All the World’s a Screen: Martin Scorsese compels us to define ‘cinema’
When you don’t know how to start a piece of writing, you’ll find parallels to your argument in the most unlikely places, for there is nothing new under the sun.
“Cloudy With a Chance of Meatballs” is one of my favorite movies. It’s quite simple, quite hilarious and quite insightful. A young scientist — Flint Lockwood (Bill Hader) — invents a machine that can turn water into food to save his starving small town. The trial run goes terribly, and the machine disappears into a cloud. A failure once again, Flint walks away dejected — until a slice of cheese falls on his head … and then some lettuce, tomato and a bun, until a whole storm of hamburgers pummels the town. Flint is a hero.

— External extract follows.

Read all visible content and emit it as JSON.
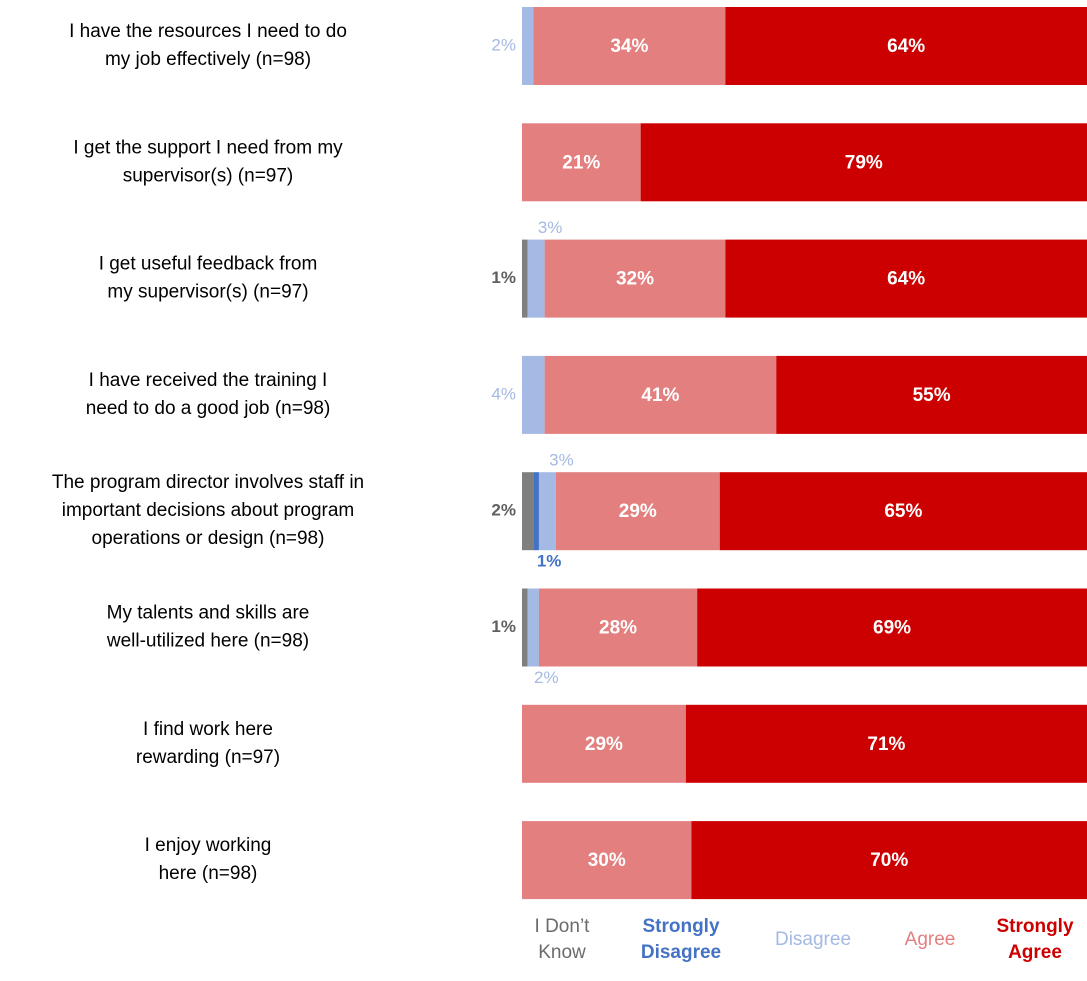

Before long, humanity kicks in: The populace floods Flint’s laboratory with orders specifically tailored to each person. Flint appeals to every single one, and the machine (as well as the people) become bloated with food — wild and dangerous.
Flint gives the people what they want, and it takes a whole movie for the customers to see how foolish they were to make such unhealthy demands.
Last week, Martin Scorsese capitalized on his controversial statements regarding Marvel movies — that they were “not cinema,” as he told Empire Magazine. In an op-ed for The New York Times, Scorsese did not recoil but rather expanded on his thoughts regarding the kinds of movies big studios like Marvel put out.
“Many of the elements that define cinema as I know it are there in Marvel pictures,” Scorsese writes. “What’s not there is revelation, mystery or genuine emotional danger. Nothing is at risk. The pictures are made to satisfy a specific set of demands, and they are designed as variations on a finite number of themes.”
First, we love a guy who calls movies “pictures.” Second, I agree.
Scorsese makes the case that movies are an art form because they carry intense emotional impact, take risks, speak to our common humanity — and all this spouts from a single artist.
Richard Brody, writing for The New Yorker, writes that the idea supporting Scorsese’s argument is that of the “auteur.”
“‘Auteur’ [signifies] the idea of the director as an artist who, though self-evidently not the sole artist working on most movies, is more than a conductor or stage manager,” Brody writes.
A true auteur director is one who is so involved in the construction of the film that what he or she says goes, and the result is a film that accurately captures their worldview, not the expectations of studio executives or a bunch of fans.
Scorsese cites some of these kinds of artists working today as some of his favorites: Paul Thomas Anderson, Claire Denis, Kathryn Bigelow, Wes Anderson, Spike Lee. There’s a reason these names are famous: We know they are directors in the true sense of the word. Their names conjure images with a distinct look, stories with specific themes and feelings with universal wings.
So, the problem — and Brody argues this, too — is not the content of Marvel films but the Marvel of it all. As Scorsese says, there’s little to no risk involved in these movies. They are made primarily (not solely) to appeal to the audience, to tickle their senses — not to challenge them, not to force them to walk a mile in a character’s shoes, not to make them uncomfortable.
Such was the plight of Flint Lockwood. He created something beautiful that was quickly handed over to the whims of the masses. In their hands, the machine malfunctioned; it did not do what it was designed to do. When all your energy is concentrated on making people happy, you are not doing what you were designed to do.
Too deep? Let’s bring it back to the cute old man with glasses.
Scorsese has helped me understand movies better. I want to believe in a world where “cinema” is not pretentious for most people because everyone could use a little more empathy. And that’s what critic Roger Ebert called movies: “an empathy machine.”
If all we get is a diet of carefully tailored films, we won’t get uncomfortable, and we won’t grow. Art expresses humanity, and humans (shocker!) are very, very complicated. If we’re not willing to wrestle with the complicated, sometimes shocking portraits of Travis Bickle in “Taxi Driver,” of Guido Anselmi in “8 1/2,” of Mookie in “Do the Right Thing,” of the Kim family in the best movie of 2019 (yes) “Parasite,” then will we be willing to try and understand real-life people who are even more complex than these screen characters?
I hope you can see this isn’t about worshipping Scorsese. It’s not about abhorring superhero movies. It’s about you, me and our neighbor. We can be entertained by the cookie-cutter Marvel movies — for movies should also be entertainment, and Marvel makes some really good cookies — but we must not settle. Our own humanity may be at stake.